Ariel Davidov (19) menyaksikan sendiri bagaimana aparat keamanan Israel melakukan kekerasan terhadap warga Palestina yang mempertahankan tanah dan rumahnya di beberapa lokasi, seperti Sheikh Jarrah, Silawan, dan Isawiya. Dikutip dari laman kantor berita Turki, Anadolu, ia menyatakan hal itu tidak boleh terus terjadi.
Menurut dia, genosida tidak terjadi baru-baru ini. ”Genosida sudah terjadi sejak awal zionisme. Saya juga tidak ingin bergabung dalam dinas ketentaraan yang rasis,” katanya.
Alasan yang sama dikatakan Ella Keidar. ”Saya tidak ingin bertugas di tentara yang mencaplok hak hidup orang lain, menerapkan rezim rasis, dan berperan dalam menindas rakyat Palestina,” katanya.
Suara-suara lantang anak-anak muda Yahudi yang menolak pembumihangusan Gaza semakin kencang, bersamaan dengan semakin banyaknya warga Gaza yang menjadi korban akibat perang. Korban jiwa saat ini mendekati 23.000 jiwa, sebagian besar anak-anak dan perempuan.
Beberapa pekan setelah serangan Hamas ke Israel pada 7 Oktober 2023 dan dibalas dengan serangan balik Israel dan blokade bantuan kemanusiaan, anak-anak muda itu sudah bersuara lantang. Di Amerika Serikat, beberapa gerakan anak-anak muda Yahudi secara terbuka menentang perang di Gaza. Mereka mendatangi Gedung Capitol dan menyuarakan desakan kepada senator dan Gedung Putih.
Salah satunya adalah Jewish Voice for Peace, kelompok yang menentang tindakan Israel di Gaza. Kelompok ini juga menyerukan penghentian dukungan AS terhadap kekerasan Israel di Gaza. Mereka mengatakan, tidak ada yang salah dalam mengkritik tindakan Israel yang dinilai merusak, apalagi dengan jumlah korban yang semakin besar.

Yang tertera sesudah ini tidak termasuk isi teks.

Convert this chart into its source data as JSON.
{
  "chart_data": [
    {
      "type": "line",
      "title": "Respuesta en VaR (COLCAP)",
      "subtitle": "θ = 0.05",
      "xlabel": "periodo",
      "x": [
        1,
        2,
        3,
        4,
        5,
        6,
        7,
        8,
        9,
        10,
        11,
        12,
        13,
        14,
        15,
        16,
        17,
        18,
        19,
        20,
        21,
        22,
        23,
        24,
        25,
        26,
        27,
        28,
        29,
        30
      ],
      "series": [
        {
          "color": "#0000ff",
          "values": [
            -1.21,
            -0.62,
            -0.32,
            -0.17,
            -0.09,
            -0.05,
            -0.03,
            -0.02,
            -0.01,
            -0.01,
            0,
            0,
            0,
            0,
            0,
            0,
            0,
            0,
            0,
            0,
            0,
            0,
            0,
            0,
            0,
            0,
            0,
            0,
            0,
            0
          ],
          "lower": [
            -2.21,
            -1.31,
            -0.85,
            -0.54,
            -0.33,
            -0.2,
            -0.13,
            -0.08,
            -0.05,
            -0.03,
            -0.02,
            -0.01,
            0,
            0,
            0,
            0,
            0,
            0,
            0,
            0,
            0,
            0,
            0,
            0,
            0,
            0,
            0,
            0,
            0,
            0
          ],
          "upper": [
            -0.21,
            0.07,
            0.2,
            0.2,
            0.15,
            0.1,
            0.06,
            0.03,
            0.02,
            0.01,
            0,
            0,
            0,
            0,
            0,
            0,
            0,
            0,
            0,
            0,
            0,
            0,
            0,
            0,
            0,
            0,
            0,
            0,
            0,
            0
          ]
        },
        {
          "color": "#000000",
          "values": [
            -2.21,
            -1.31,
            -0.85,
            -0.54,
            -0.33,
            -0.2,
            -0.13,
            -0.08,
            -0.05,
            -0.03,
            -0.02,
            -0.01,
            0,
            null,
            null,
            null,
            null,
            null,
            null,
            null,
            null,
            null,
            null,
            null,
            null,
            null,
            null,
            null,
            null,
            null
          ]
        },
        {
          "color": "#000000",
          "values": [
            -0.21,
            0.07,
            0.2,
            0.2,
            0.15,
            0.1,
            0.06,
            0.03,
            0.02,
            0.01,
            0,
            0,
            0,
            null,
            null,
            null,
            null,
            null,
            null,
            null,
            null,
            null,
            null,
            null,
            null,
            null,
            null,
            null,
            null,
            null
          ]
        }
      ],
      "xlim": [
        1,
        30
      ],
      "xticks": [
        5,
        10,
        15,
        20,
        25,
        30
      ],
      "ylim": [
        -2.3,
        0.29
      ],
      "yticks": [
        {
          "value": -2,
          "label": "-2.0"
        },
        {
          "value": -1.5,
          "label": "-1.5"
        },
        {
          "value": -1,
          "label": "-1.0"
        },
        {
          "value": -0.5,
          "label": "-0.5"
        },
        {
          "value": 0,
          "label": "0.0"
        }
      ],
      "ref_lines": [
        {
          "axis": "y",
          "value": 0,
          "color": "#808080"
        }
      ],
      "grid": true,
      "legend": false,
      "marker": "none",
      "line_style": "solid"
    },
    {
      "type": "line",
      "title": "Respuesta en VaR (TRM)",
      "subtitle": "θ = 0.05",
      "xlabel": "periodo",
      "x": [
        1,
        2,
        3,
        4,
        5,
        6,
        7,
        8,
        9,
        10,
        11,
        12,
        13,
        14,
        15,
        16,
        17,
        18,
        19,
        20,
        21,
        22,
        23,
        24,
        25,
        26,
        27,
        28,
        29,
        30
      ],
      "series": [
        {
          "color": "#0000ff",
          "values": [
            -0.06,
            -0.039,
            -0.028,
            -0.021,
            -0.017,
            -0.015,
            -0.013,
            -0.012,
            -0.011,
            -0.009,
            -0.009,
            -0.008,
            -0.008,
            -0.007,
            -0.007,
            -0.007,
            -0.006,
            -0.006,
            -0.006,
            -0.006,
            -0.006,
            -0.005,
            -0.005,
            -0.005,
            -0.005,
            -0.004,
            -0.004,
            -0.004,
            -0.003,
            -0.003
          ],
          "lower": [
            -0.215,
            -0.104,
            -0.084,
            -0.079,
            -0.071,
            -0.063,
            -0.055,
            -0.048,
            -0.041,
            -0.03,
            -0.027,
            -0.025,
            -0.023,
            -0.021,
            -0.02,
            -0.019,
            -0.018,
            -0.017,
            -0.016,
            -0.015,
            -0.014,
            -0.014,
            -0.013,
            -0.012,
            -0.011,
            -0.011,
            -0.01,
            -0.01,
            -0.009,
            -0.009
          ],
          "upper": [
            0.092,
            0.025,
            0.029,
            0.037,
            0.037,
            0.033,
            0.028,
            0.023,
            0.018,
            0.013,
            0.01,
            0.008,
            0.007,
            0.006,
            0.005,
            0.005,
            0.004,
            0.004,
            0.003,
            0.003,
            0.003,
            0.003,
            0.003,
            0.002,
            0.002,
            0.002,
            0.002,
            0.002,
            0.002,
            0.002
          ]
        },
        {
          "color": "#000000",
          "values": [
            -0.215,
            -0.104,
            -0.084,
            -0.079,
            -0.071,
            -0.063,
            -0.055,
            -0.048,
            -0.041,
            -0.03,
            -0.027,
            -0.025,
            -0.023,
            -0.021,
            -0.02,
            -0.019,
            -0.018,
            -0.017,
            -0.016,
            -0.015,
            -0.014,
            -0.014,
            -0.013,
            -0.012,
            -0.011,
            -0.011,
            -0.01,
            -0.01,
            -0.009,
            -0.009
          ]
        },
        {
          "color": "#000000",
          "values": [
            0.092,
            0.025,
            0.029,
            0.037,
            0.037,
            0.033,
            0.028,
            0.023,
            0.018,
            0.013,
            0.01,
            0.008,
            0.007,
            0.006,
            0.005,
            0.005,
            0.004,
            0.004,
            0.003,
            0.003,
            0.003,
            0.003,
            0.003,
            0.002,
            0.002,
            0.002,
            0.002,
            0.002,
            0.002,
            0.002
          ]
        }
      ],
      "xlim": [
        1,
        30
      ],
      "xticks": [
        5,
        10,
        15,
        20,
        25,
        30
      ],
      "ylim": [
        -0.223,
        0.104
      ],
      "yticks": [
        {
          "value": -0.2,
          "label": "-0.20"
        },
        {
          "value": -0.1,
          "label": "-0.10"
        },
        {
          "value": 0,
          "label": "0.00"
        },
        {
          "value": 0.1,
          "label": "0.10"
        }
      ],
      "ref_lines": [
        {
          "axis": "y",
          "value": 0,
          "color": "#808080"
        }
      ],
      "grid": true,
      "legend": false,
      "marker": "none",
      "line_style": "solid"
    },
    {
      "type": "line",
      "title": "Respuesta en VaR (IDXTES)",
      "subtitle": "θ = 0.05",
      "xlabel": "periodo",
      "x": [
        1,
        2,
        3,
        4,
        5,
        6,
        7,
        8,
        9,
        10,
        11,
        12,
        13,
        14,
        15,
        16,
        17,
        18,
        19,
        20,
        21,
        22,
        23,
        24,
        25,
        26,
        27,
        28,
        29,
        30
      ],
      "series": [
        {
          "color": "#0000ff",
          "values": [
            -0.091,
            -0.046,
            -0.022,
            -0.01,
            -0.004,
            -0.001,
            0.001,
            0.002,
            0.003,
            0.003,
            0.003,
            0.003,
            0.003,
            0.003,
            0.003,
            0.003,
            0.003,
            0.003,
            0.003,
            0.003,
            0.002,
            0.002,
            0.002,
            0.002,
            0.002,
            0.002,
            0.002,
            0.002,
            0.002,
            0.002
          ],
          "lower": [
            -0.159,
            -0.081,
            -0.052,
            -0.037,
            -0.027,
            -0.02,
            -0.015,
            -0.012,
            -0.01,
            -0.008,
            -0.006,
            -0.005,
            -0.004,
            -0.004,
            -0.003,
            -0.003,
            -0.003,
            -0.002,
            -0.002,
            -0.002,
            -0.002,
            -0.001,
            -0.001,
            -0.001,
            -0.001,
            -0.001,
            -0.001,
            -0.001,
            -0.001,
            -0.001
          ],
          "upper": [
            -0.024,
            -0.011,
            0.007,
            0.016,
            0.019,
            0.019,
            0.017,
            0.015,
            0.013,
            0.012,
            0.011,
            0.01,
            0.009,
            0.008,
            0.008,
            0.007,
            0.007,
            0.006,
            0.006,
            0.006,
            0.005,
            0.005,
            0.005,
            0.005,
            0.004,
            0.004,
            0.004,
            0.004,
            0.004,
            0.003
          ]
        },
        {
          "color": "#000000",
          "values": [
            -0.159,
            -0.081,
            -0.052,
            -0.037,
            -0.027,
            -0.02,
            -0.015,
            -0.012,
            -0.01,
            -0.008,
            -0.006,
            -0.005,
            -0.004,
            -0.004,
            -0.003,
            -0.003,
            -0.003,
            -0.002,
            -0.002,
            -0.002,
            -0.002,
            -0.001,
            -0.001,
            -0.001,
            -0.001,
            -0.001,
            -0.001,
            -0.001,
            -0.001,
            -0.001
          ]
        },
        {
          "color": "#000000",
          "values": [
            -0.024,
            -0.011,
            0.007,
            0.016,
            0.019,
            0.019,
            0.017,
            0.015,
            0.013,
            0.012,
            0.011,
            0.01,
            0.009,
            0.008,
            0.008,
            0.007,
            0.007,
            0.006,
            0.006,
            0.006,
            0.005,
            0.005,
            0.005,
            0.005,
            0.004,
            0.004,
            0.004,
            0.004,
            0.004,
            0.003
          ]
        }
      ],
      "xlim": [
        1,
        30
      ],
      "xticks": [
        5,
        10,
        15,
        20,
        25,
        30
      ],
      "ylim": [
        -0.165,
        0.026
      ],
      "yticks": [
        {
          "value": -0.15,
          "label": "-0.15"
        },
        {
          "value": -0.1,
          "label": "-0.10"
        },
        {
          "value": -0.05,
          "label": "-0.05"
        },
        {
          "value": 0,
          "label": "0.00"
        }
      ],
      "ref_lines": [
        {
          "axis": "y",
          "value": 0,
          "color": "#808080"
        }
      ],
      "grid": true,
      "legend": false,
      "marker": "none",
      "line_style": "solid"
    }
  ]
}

”Saya akan memberi tahu Anda ‘tikkun olam’ dalam Yudaisme, yang berarti perbaikan dunia. Saya tidak ingin menjadi bagian dari Yudaisme yang, atas nama sayam, digunakan untuk membunuh dan menduduki serta memenjarakan jutaan warga Palestina,” kata Rabi Ari Lev Fornari, penggerak kelompok itu.